January 2013

Story by Tony Weaver, Assistant Editor: Opinion, Cape Times

You are truly alive when you’re living with lions

THE two male lions began first. Short, grunting roars that came from the darkness a few hundred metres to the east of our camp, near the Mushingashi River. Then the female began, roaring back at them, but from the west, somewhere in the hundred or so metres of low scrub that separated our camp from the Kafue River.

We killed our camp lights, and pulled some of the logs out of our fire so our night vision would return. There was one other party in the campsite, a young Dutch couple on their first visit to Africa. My friend Mike Garnham walked across to them to warn them about the lions – they were oblivious, they thought the grunt-roaring was hippos. They were terrified, and immediately piled wood on their fire and made a huge blaze, and turned on every single light they had.

So much for our night vision.

It was Karen Blixen, aka Isak Dinesen, who wrote in Out of Africa that “you know you are truly alive when you’re living among lions.” I remembered that quote later that night as I lay in my flimsy tent – not much more than a dome of mosquito netting – as the lions moved in and out of my conscious hearing until I drifted off to sleep.

There is something deeply primal and visceral about the roaring of a lion that cannot be explained to anyone who hasn’t experienced it. It is at once both deeply terrifying, and deeply satisfying, and experiencing it when you are on foot, in the bush, without the protection of a vehicle, is even more satisfying and terrifying.
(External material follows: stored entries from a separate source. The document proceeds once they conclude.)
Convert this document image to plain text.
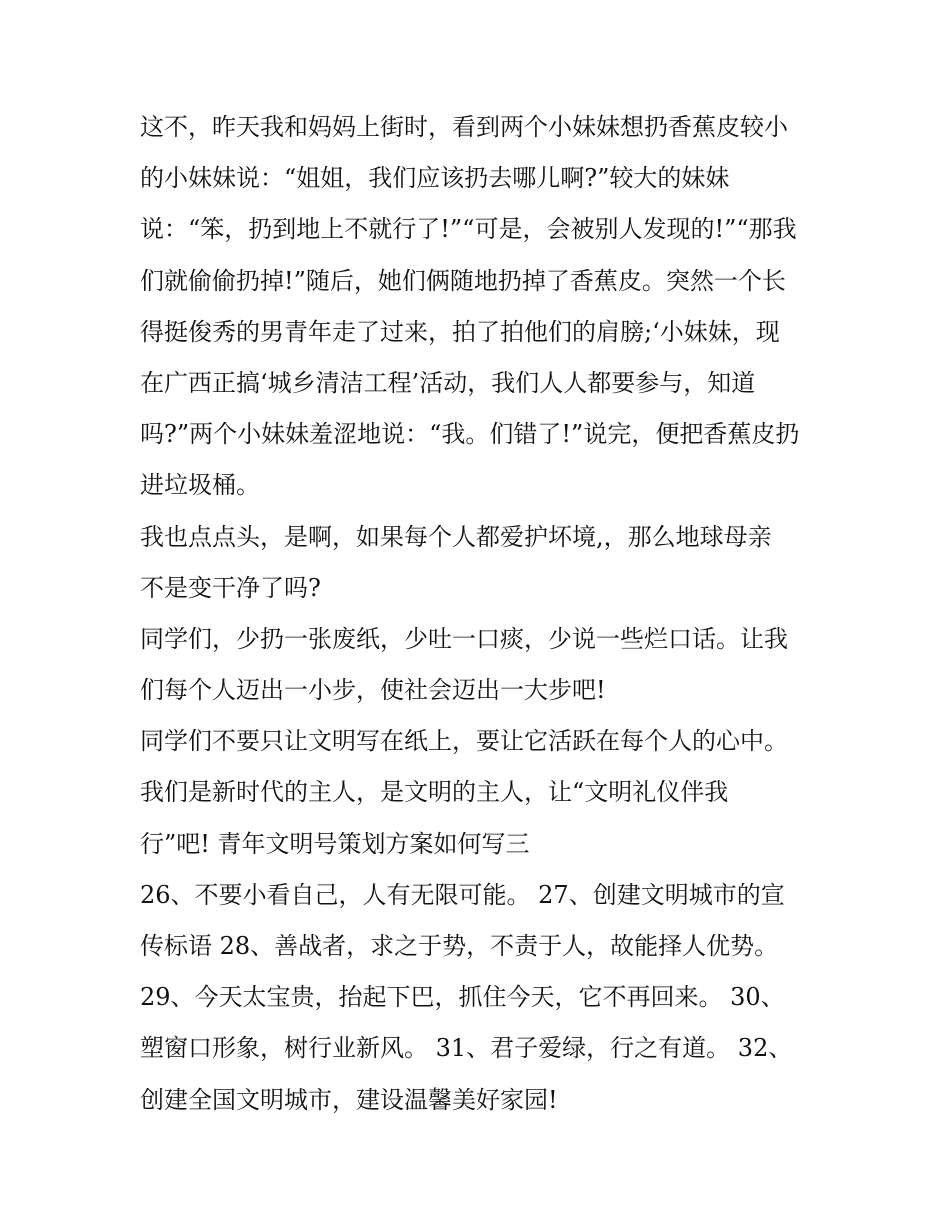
这不，昨天我和妈妈上街时，看到两个小妹妹想扔香蕉皮较小
的小妹妹说：“姐姐，我们应该扔去哪儿啊?”较大的妹妹
说：“笨，扔到地上不就行了!”“可是，会被别人发现的!”“那我
们就偷偷扔掉!”随后，她们俩随地扔掉了香蕉皮。突然一个长
得挺俊秀的男青年走了过来，拍了拍他们的肩膀;‘小妹妹，现
在广西正搞‘城乡清洁工程’活动，我们人人都要参与，知道
吗?”两个小妹妹羞涩地说：“我。们错了!”说完，便把香蕉皮扔
进垃圾桶。
我也点点头，是啊，如果每个人都爱护坏境,，那么地球母亲
不是变干净了吗?
同学们，少扔一张废纸，少吐一口痰，少说一些烂口话。让我
们每个人迈出一小步，使社会迈出一大步吧!
同学们不要只让文明写在纸上，要让它活跃在每个人的心中。
我们是新时代的主人，是文明的主人，让“文明礼仪伴我
行”吧! 青年文明号策划方案如何写三
26、不要小看自己，人有无限可能。 27、创建文明城市的宣
传标语 28、善战者，求之于势，不责于人，故能择人优势。
29、今天太宝贵，抬起下巴，抓住今天，它不再回来。 30、
塑窗口形象，树行业新风。 31、君子爱绿，行之有道。 32、
创建全国文明城市，建设温馨美好家园!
Our intention the next morning was to track the lions on foot, but when we gathered before sunrise, Chris and Charlotte McBride, two legends of the lion world (Chris wrote The White Lions of Timbavati and Liontide) and at whose eponymous camp we were staying, said it was too dangerous, the lions were just outside camp, and we would go by vehicle instead. Indeed, we found pug marks in the sandy track 20 metres from my tent.

We hadn’t even gone 400m out of camp when we came across the two males staring at the female across the dambo. She was in season, and the males were competing for her attention. The one male stood up, peed all over the other male, and sauntered off. The peed on male, not to be outdone, stood and let out a vehicle-shaking roar before marking his own bit of territory and strolling off into the dawn.

Just another day at McBrides, just another day in Zambia’s Kafue National Park, just another day in paradise.

It’s an extraordinary place and the McBrides are extraordinary people. We had the rare treat of being given a slide show by Chris, mainly of pictures he took in the late 1970s and early 1980s in Botswana’s Savuti Marshes during research that culminated in his landmark book, Liontide. There were some astonishing images, and his commentary on the different levels of danger posed by lions as related to their posture, threat stares and general demeanour was fascinating.

He’s in a Monty Python frame of mind at the moment, and when we arrived, someone asked him about the camp’s old pontoon boat, which was lying on the bank of the Kafue on its side. “Oh that,” said Chris, “was horrible. We lost 20 tourists the day she sank, the screams as the crocodiles picked them off one by one were terrible, terrible.”

Mike asked him how his new laptop was performing. “A bat peed on the keyboard,” he replied, “and bat pee and Microsoft are not compatible.”

After three nights at McBrides, we meandered across to their next door neighbour, the Mushingashi Conservancy, some 65km to the east. Mushingashi is an 85 000 hectare bloc of land owned as a hunting sanctuary by the son of the assassinated Lebanese prime minister, Rafik Hariri. It is run with almost military efficiency and the game scouts have all but stamped out poaching in the conservancy. As a consequence the area teems with game, and the Zambian Wildlife Authority, Zawa, has sub-contracted law enforcement in an adjacent area of the national park, and control of the park access gate, to Mushingashi.

This almost forgotten corner of Zambia has a real “old Africa” feel to it, from the old-fashioned thatched square- and rondavels in the Mushingashi camps, to the ever present wildlife that wanders in and out of the completely unfenced camps. Bush buck are almost always present, hippo are a constant hazard, and we had lion and elephant in and around our camps almost every night.

You know you are truly alive when you’re living among lions.